Deputy Ó Murchú mentioned assistive technologies. I have not really got a lot of information on that. Attention deficit hyperactivity disorder, ADHD, is an interesting one in Scotland because the work around adult neurodevelopmental pathways originally came out of concern about adults with ADHD specifically not having support. That is why that work has then developed into ADHD and autism and then into a broader neurodevelopmental approach. Also, in Scotland, we would recognise that that is needed because there are gaps around support around ADHD. I cannot say an awful lot about that. We will see if we can come back to the committee on information about assistive technologies and how that might be made available.
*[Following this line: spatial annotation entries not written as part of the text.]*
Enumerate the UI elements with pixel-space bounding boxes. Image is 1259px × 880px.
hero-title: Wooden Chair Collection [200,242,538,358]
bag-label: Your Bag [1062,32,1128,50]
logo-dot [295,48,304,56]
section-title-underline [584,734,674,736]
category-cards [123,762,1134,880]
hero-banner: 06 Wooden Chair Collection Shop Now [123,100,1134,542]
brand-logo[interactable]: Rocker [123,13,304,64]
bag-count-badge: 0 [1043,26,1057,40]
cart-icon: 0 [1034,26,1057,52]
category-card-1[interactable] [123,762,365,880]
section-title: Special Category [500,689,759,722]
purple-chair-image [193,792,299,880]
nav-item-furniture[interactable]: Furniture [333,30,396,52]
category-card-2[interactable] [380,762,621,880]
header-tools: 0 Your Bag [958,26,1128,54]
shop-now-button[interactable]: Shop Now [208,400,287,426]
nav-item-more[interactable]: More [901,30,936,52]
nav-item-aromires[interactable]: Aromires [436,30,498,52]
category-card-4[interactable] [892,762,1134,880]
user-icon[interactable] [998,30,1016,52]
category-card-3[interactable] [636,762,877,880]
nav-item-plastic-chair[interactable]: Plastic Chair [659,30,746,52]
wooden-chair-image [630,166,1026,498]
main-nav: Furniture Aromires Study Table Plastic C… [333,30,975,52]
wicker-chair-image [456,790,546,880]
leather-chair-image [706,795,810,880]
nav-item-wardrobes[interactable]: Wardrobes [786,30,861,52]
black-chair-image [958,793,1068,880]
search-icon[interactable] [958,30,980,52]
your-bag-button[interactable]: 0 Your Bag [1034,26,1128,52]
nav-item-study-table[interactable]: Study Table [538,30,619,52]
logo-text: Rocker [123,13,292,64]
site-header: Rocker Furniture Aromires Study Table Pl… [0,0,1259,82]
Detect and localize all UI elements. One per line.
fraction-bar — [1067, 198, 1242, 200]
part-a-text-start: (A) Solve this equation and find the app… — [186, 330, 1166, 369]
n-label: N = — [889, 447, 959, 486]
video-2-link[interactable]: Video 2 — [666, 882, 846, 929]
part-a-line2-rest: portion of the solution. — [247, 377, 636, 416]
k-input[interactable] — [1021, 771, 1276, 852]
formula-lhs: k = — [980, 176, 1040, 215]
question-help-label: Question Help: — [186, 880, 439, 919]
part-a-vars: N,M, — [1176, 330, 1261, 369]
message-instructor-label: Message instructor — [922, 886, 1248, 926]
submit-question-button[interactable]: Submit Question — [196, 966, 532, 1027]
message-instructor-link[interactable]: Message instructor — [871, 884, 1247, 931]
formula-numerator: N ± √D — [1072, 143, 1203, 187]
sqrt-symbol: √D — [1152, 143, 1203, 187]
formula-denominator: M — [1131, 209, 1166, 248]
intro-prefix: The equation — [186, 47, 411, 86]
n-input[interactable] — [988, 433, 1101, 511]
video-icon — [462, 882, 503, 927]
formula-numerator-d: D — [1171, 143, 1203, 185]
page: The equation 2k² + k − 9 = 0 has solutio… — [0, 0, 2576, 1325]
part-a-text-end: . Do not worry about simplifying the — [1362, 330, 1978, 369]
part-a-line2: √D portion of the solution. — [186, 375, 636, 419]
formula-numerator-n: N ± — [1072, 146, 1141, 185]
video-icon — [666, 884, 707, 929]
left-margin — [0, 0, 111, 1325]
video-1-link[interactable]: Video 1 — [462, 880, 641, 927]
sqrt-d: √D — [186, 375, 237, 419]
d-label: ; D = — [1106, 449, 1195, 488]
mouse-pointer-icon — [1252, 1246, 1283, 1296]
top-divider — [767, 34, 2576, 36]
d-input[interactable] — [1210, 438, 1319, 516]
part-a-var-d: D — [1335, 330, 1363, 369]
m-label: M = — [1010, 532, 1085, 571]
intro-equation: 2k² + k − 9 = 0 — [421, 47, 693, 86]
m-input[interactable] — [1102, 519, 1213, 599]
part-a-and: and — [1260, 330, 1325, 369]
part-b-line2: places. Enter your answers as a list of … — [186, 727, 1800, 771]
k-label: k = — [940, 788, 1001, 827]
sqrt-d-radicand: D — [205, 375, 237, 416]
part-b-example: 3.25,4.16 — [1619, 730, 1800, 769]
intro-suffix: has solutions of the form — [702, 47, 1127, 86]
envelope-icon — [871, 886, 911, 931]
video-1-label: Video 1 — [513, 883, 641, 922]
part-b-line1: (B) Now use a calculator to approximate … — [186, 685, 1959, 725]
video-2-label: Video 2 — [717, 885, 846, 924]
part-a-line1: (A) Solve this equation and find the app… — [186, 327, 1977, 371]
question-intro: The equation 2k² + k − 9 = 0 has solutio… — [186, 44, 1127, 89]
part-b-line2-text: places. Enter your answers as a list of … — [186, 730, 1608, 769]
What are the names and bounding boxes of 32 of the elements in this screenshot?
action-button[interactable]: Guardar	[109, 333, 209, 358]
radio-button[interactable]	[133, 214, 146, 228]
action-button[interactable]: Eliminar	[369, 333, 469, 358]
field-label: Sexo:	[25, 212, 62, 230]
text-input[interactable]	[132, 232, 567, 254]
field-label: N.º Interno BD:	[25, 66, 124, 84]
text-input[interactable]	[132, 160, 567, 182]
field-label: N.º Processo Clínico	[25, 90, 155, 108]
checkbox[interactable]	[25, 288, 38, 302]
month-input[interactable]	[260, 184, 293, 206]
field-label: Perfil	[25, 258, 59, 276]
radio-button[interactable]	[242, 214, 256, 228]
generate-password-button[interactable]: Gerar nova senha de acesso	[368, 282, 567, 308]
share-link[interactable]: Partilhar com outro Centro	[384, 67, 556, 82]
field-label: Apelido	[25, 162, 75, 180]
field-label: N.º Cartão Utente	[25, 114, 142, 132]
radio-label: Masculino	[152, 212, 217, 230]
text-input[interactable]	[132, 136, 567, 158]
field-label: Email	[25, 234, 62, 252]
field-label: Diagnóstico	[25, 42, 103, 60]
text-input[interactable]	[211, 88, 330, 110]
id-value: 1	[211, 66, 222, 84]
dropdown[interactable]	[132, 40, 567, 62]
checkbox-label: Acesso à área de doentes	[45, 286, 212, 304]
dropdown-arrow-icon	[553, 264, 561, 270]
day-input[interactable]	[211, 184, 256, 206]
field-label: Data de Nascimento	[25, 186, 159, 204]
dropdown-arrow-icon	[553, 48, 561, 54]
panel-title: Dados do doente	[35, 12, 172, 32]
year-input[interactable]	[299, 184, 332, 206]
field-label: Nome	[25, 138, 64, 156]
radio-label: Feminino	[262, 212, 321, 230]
I do not know what the arrangements would be across local authorities for that.

Another area around technology - I do not know if it is of interest - for us, certainly, is more around housing and how we can use assistive technologies in housing to support people who may have additional needs. For example, that is a topic of conversation around the work that we are doing whereby we are trying to get people back to their local communities. These people may have been the subject of delayed discharges for a long time or they may have been accommodated in a out-of-area placement, that is, in a different area to their home area in Scotland or, in many cases, in England. In the context of the kind of housing that individuals sometimes need there, technology is certainly an issue. There have been some nice examples in Scotland through third-sector charities working with local health and social care partnerships where there were sorts of core and cluster-type housing being set up with assistive technologies.